Realidad en el cine, sí, por supuesto, que no nos engañen, como suelen hacerlo, con situaciones y comportamientos absurdos; pero también con sus límites. ¿Es realmente necesario, por ejemplo, ver a la joven y guapa protagonista orinando, con las braguitas bajadas hasta la pantorrilla? No lo creo. ¿Qué aporta esa escena? Nada. Pero, por lo menos no resulta una imagen de tan mal gusto —al menos para mí— como la de esos tíos orinando de espaldas a la cámara —ya solo faltaría que lo hicieran de frente— y que cuando han acabado de miccionar se la sacuden acompañando esos gestos con varias flexiones de las piernas, para dejar bien claro que lo han hecho como se suele hacer en esas circunstancias.

No censuro el sexo en la pantalla, en absoluto, pero no entiendo que tenga que ser tan explícito. Cada cual es muy libre de hacer y mostrar lo que quiera con su cuerpo, pero me cuesta entender que no les incomode representar una escena de sexo con tal realismo que parece que lo hacen de verdad. Decididamente, el actor profesional está hecho de otra pasta.
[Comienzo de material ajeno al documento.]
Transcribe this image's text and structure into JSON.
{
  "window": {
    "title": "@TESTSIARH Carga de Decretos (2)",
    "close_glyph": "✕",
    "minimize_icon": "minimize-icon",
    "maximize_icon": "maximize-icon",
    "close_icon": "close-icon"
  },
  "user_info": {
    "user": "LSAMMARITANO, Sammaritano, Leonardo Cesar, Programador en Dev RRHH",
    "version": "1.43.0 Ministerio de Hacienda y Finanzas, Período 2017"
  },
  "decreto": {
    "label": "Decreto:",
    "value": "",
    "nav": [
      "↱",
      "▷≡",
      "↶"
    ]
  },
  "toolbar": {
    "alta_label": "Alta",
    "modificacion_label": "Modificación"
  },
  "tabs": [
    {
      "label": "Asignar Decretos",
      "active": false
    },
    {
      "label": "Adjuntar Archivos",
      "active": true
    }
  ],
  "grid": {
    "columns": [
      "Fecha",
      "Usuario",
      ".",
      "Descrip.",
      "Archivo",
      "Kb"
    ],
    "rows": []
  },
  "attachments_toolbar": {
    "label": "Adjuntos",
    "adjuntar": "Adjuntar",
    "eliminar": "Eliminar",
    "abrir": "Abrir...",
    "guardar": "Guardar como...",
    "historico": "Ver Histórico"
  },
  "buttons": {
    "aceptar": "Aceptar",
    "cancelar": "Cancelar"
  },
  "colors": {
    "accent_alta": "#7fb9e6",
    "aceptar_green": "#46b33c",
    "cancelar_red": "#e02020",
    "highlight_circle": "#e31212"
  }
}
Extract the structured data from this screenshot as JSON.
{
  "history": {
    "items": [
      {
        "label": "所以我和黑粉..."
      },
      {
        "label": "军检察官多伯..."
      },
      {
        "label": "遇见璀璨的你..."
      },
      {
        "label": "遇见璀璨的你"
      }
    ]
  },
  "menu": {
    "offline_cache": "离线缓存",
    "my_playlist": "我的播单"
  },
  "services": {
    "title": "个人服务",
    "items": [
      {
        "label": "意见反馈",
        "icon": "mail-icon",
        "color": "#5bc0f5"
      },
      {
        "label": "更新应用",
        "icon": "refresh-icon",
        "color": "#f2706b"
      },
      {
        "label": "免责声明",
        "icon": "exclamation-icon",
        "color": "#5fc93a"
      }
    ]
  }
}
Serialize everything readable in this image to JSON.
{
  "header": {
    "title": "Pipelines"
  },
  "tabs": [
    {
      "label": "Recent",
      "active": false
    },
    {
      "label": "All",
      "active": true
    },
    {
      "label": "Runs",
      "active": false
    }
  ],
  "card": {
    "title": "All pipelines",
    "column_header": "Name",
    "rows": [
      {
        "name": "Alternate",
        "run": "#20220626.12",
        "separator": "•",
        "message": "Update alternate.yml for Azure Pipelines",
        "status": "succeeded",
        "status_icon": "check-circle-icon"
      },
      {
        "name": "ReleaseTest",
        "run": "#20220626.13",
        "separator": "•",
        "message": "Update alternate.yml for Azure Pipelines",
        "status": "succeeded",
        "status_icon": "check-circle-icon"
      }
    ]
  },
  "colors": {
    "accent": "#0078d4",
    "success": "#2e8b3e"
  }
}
Y ya solo me queda por hacer una última pregunta: ¿Será por eso que en el mundo del cine haya tantos cambios de pareja? Me atrevería a decir que son muchas las parejas de actores que se han conocido y enamorado (o atraído sexualmente) rodando una película. Y es que una “escena de amor”, como la llamábamos antes, debe de estrechar muchos lazos afectivos.